Saya kira mengaitkan action Dewan Muda dengan pernyataan Pramoeditya Ananta Toer perlu ditulis dalam catatan kaki, bahwa peran pemuda dalam sklala apapun sangat dinantikan oleh negeri ini. Pijakannya jelas; “Adillah sejak dalam pikiran”.
Dari sekian anggota DPRD bangkalan, amatan Saya hanya ada beberapa yang sering tampil di depan public hanya para Ketua Komisi, Saya kurang paham bagaimana job of description mereka, hanya saja terasa aneh jika dari 50-anggota DPRD Bangkalan tidak begitu tampil layaknya pejabat public. Sebagai orang yang mendapatkan mandat publik, Saya kira mereka perlu tampil agar keberadaannya tidak dianggap wujuduhu ka adamihi (adanya seperti tidak adanya).
Bahkan, Saya seringkali mengajak bebrapa Dewan Muda agar tampil di public, tanggapannya Saya kira kurang bersahabat, alasannya sibuk, tapi sepertinya hanya bu’ masibu’ (sok sibuk), apa kesibukan mereka lebih banyak dari DPR pusat? Allahu a’lam bi Al-shawaab…Jangan-jangan mereka hanya menerima gaji buta, melayani konstituen hanya sekedar menggugurkan kewajiban. Ibarat orang shalat, nggak penting khusyu’ yang penting nggak punya hutang shalat.
Analoginya, mungkin saja mereka hanya menanggapi sekedarnya usulan konstituen, tapi kurang khikmatnya atau kurang gregetnya dalam memperjuangkan usulan konstituen yang dulu memilihnya. Semoga Dewan Muda kita, tidak seperti itu.

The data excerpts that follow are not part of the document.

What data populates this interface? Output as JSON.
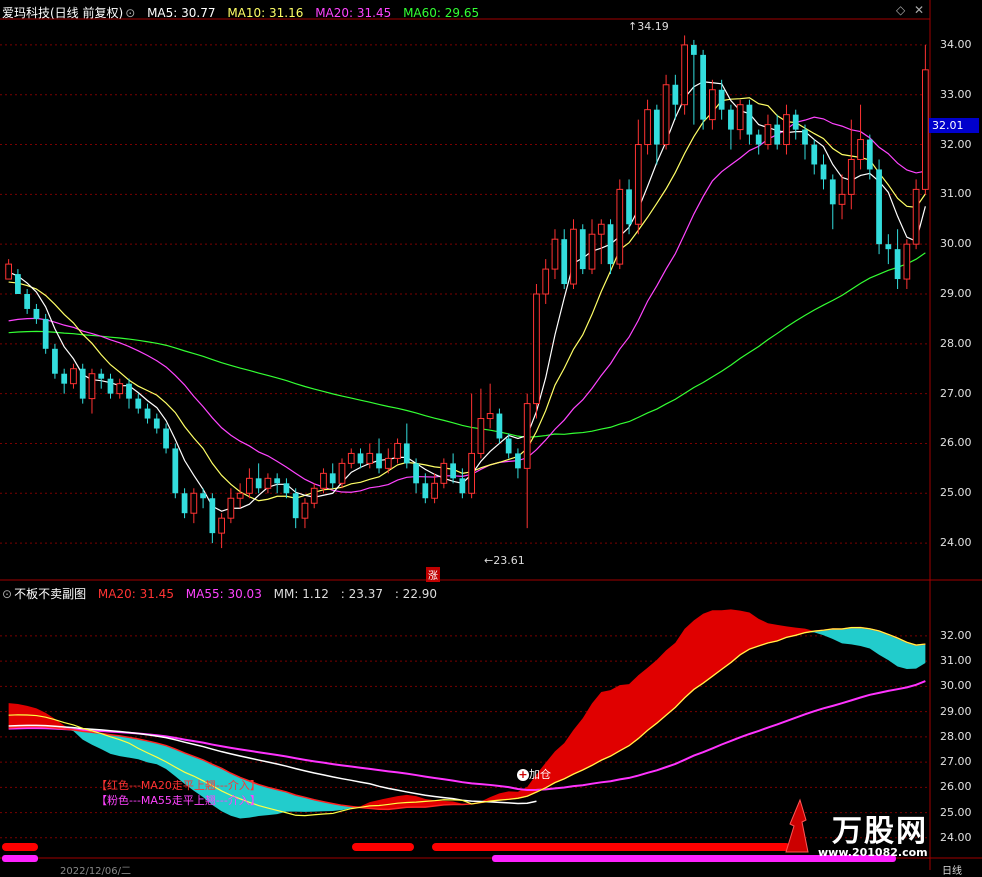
{
  "header": {
    "title": "爱玛科技(日线 前复权)",
    "ma": [
      {
        "label": "MA5: 30.77",
        "color": "#ffffff"
      },
      {
        "label": "MA10: 31.16",
        "color": "#ffff66"
      },
      {
        "label": "MA20: 31.45",
        "color": "#ff44ff"
      },
      {
        "label": "MA60: 29.65",
        "color": "#33ff33"
      }
    ]
  },
  "main_chart": {
    "high_label": "34.19",
    "low_label": "23.61",
    "rise_marker": "涨",
    "current_price": "32.01",
    "y_ticks": [
      "34.00",
      "33.00",
      "32.00",
      "31.00",
      "30.00",
      "29.00",
      "28.00",
      "27.00",
      "26.00",
      "25.00",
      "24.00"
    ]
  },
  "sub_chart": {
    "title": "不板不卖副图",
    "indicators": [
      {
        "label": "MA20: 31.45",
        "color": "#ff3333"
      },
      {
        "label": "MA55: 30.03",
        "color": "#ff44ff"
      },
      {
        "label": "MM: 1.12",
        "color": "#dddddd"
      },
      {
        "label": ": 23.37",
        "color": "#dddddd"
      },
      {
        "label": ": 22.90",
        "color": "#dddddd"
      }
    ],
    "y_ticks": [
      "32.00",
      "31.00",
      "30.00",
      "29.00",
      "28.00",
      "27.00",
      "26.00",
      "25.00",
      "24.00"
    ],
    "annotation_red": "【红色---MA20走平上翘---介入】",
    "annotation_pink": "【粉色---MA55走平上翘---介入】",
    "signal_label": "加仓"
  },
  "bottom": {
    "date": "2022/12/06/二",
    "axis_right": "日线"
  },
  "watermark": {
    "brand": "万股网",
    "url": "www.201082.com"
  },
  "chart_data": {
    "type": "candlestick",
    "ylim": [
      23.5,
      34.5
    ],
    "colors": {
      "up": "#ff3333",
      "down": "#33dddd",
      "ma5": "#ffffff",
      "ma10": "#ffff66",
      "ma20": "#ff44ff",
      "ma60": "#33ff33"
    },
    "candles": [
      [
        29.3,
        29.6,
        29.4,
        29.7
      ],
      [
        29.4,
        29.0,
        29.0,
        29.5
      ],
      [
        29.0,
        28.7,
        28.6,
        29.1
      ],
      [
        28.7,
        28.5,
        28.4,
        28.8
      ],
      [
        28.5,
        27.9,
        27.8,
        28.6
      ],
      [
        27.9,
        27.4,
        27.3,
        28.0
      ],
      [
        27.4,
        27.2,
        27.0,
        27.5
      ],
      [
        27.2,
        27.5,
        27.1,
        27.6
      ],
      [
        27.5,
        26.9,
        26.8,
        27.6
      ],
      [
        26.9,
        27.4,
        26.6,
        27.5
      ],
      [
        27.4,
        27.3,
        27.1,
        27.5
      ],
      [
        27.3,
        27.0,
        26.9,
        27.4
      ],
      [
        27.0,
        27.2,
        26.9,
        27.3
      ],
      [
        27.2,
        26.9,
        26.7,
        27.3
      ],
      [
        26.9,
        26.7,
        26.6,
        27.0
      ],
      [
        26.7,
        26.5,
        26.4,
        26.8
      ],
      [
        26.5,
        26.3,
        26.2,
        26.6
      ],
      [
        26.3,
        25.9,
        25.8,
        26.4
      ],
      [
        25.9,
        25.0,
        24.9,
        26.0
      ],
      [
        25.0,
        24.6,
        24.5,
        25.1
      ],
      [
        24.6,
        25.0,
        24.4,
        25.1
      ],
      [
        25.0,
        24.9,
        24.7,
        25.1
      ],
      [
        24.9,
        24.2,
        24.0,
        25.0
      ],
      [
        24.2,
        24.5,
        23.9,
        24.6
      ],
      [
        24.5,
        24.9,
        24.4,
        25.1
      ],
      [
        24.9,
        25.0,
        24.7,
        25.2
      ],
      [
        25.0,
        25.3,
        24.9,
        25.5
      ],
      [
        25.3,
        25.1,
        25.0,
        25.6
      ],
      [
        25.1,
        25.3,
        25.0,
        25.4
      ],
      [
        25.3,
        25.2,
        25.0,
        25.4
      ],
      [
        25.2,
        25.0,
        24.9,
        25.3
      ],
      [
        25.0,
        24.5,
        24.3,
        25.1
      ],
      [
        24.5,
        24.8,
        24.3,
        24.9
      ],
      [
        24.8,
        25.1,
        24.7,
        25.2
      ],
      [
        25.1,
        25.4,
        25.0,
        25.5
      ],
      [
        25.4,
        25.2,
        25.1,
        25.6
      ],
      [
        25.2,
        25.6,
        25.1,
        25.7
      ],
      [
        25.6,
        25.8,
        25.5,
        25.9
      ],
      [
        25.8,
        25.6,
        25.5,
        25.9
      ],
      [
        25.6,
        25.8,
        25.5,
        26.0
      ],
      [
        25.8,
        25.5,
        25.4,
        26.1
      ],
      [
        25.5,
        25.7,
        25.4,
        25.9
      ],
      [
        25.7,
        26.0,
        25.6,
        26.1
      ],
      [
        26.0,
        25.6,
        25.5,
        26.4
      ],
      [
        25.6,
        25.2,
        25.0,
        25.7
      ],
      [
        25.2,
        24.9,
        24.8,
        25.4
      ],
      [
        24.9,
        25.2,
        24.8,
        25.4
      ],
      [
        25.2,
        25.6,
        25.1,
        25.7
      ],
      [
        25.6,
        25.3,
        25.2,
        25.8
      ],
      [
        25.3,
        25.0,
        24.9,
        25.5
      ],
      [
        25.0,
        25.8,
        24.9,
        27.0
      ],
      [
        25.8,
        26.5,
        25.7,
        27.1
      ],
      [
        26.5,
        26.6,
        26.3,
        27.2
      ],
      [
        26.6,
        26.1,
        26.0,
        26.7
      ],
      [
        26.1,
        25.8,
        25.7,
        26.2
      ],
      [
        25.8,
        25.5,
        25.3,
        25.9
      ],
      [
        25.5,
        26.8,
        24.3,
        27.0
      ],
      [
        26.8,
        29.0,
        26.5,
        29.2
      ],
      [
        29.0,
        29.5,
        28.8,
        29.7
      ],
      [
        29.5,
        30.1,
        29.3,
        30.3
      ],
      [
        30.1,
        29.2,
        29.1,
        30.3
      ],
      [
        29.2,
        30.3,
        29.1,
        30.5
      ],
      [
        30.3,
        29.5,
        29.4,
        30.4
      ],
      [
        29.5,
        30.2,
        29.4,
        30.5
      ],
      [
        30.2,
        30.4,
        29.6,
        30.5
      ],
      [
        30.4,
        29.6,
        29.4,
        30.5
      ],
      [
        29.6,
        31.1,
        29.5,
        31.3
      ],
      [
        31.1,
        30.4,
        30.2,
        31.3
      ],
      [
        30.4,
        32.0,
        30.2,
        32.5
      ],
      [
        32.0,
        32.7,
        31.8,
        32.9
      ],
      [
        32.7,
        32.0,
        31.6,
        32.8
      ],
      [
        32.0,
        33.2,
        31.9,
        33.4
      ],
      [
        33.2,
        32.8,
        32.5,
        33.4
      ],
      [
        32.8,
        34.0,
        32.6,
        34.19
      ],
      [
        34.0,
        33.8,
        32.4,
        34.1
      ],
      [
        33.8,
        32.5,
        32.3,
        33.9
      ],
      [
        32.5,
        33.1,
        32.3,
        33.3
      ],
      [
        33.1,
        32.7,
        32.5,
        33.3
      ],
      [
        32.7,
        32.3,
        31.9,
        32.8
      ],
      [
        32.3,
        32.8,
        32.1,
        32.9
      ],
      [
        32.8,
        32.2,
        32.0,
        32.9
      ],
      [
        32.2,
        32.0,
        31.8,
        32.3
      ],
      [
        32.0,
        32.4,
        31.9,
        32.6
      ],
      [
        32.4,
        32.0,
        31.9,
        32.6
      ],
      [
        32.0,
        32.6,
        31.8,
        32.8
      ],
      [
        32.6,
        32.3,
        32.1,
        32.7
      ],
      [
        32.3,
        32.0,
        31.7,
        32.4
      ],
      [
        32.0,
        31.6,
        31.4,
        32.1
      ],
      [
        31.6,
        31.3,
        31.1,
        31.8
      ],
      [
        31.3,
        30.8,
        30.3,
        31.4
      ],
      [
        30.8,
        31.0,
        30.5,
        31.4
      ],
      [
        31.0,
        31.7,
        30.7,
        32.5
      ],
      [
        31.7,
        32.1,
        31.5,
        32.8
      ],
      [
        32.1,
        31.5,
        31.3,
        32.2
      ],
      [
        31.5,
        30.0,
        29.8,
        31.7
      ],
      [
        30.0,
        29.9,
        29.6,
        30.2
      ],
      [
        29.9,
        29.3,
        29.1,
        30.3
      ],
      [
        29.3,
        30.0,
        29.1,
        30.1
      ],
      [
        30.0,
        31.1,
        29.9,
        31.3
      ],
      [
        31.1,
        33.5,
        31.0,
        34.0
      ]
    ]
  }
}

Tulisan ini sebenarnya hanya untuk merekan hasil diskusi dengan seorang sahabat, yang mempertanyakan gebrakan Dewan Muda Kabupaten Bangkalan. Sahabat Saya ini, cukup kompeten dalam membahas kebijakan public, karena ia sedang di semester akhir jurusan kebijakan public di Universitas Budi Utomo (UNITOMO).
Saat diskusi, dia menunjukkan harapan pada Dewan Muda, bahkan ia pernah berdo’a saat mendengar yang jadi DPRD Bangkalan banyak kalangan muda, agar mereka memberikan warna yang baik dengan jabatannya, namun ternyata harapan-harapan yang terangkai dalam do’a meleset, ternyata DPRD Bangkalan sekarang kurang lebih sama dengan anggota DPRD sebelumnya. Mereka cendrung tidak ingat dengan kampaye politiknya, bukankah mereka telah berlaku tidak adil sejak dalam pikiran? Lagi-lagi Saya perlu ucapkan; Wallahu a’lam bi Al-shawaab.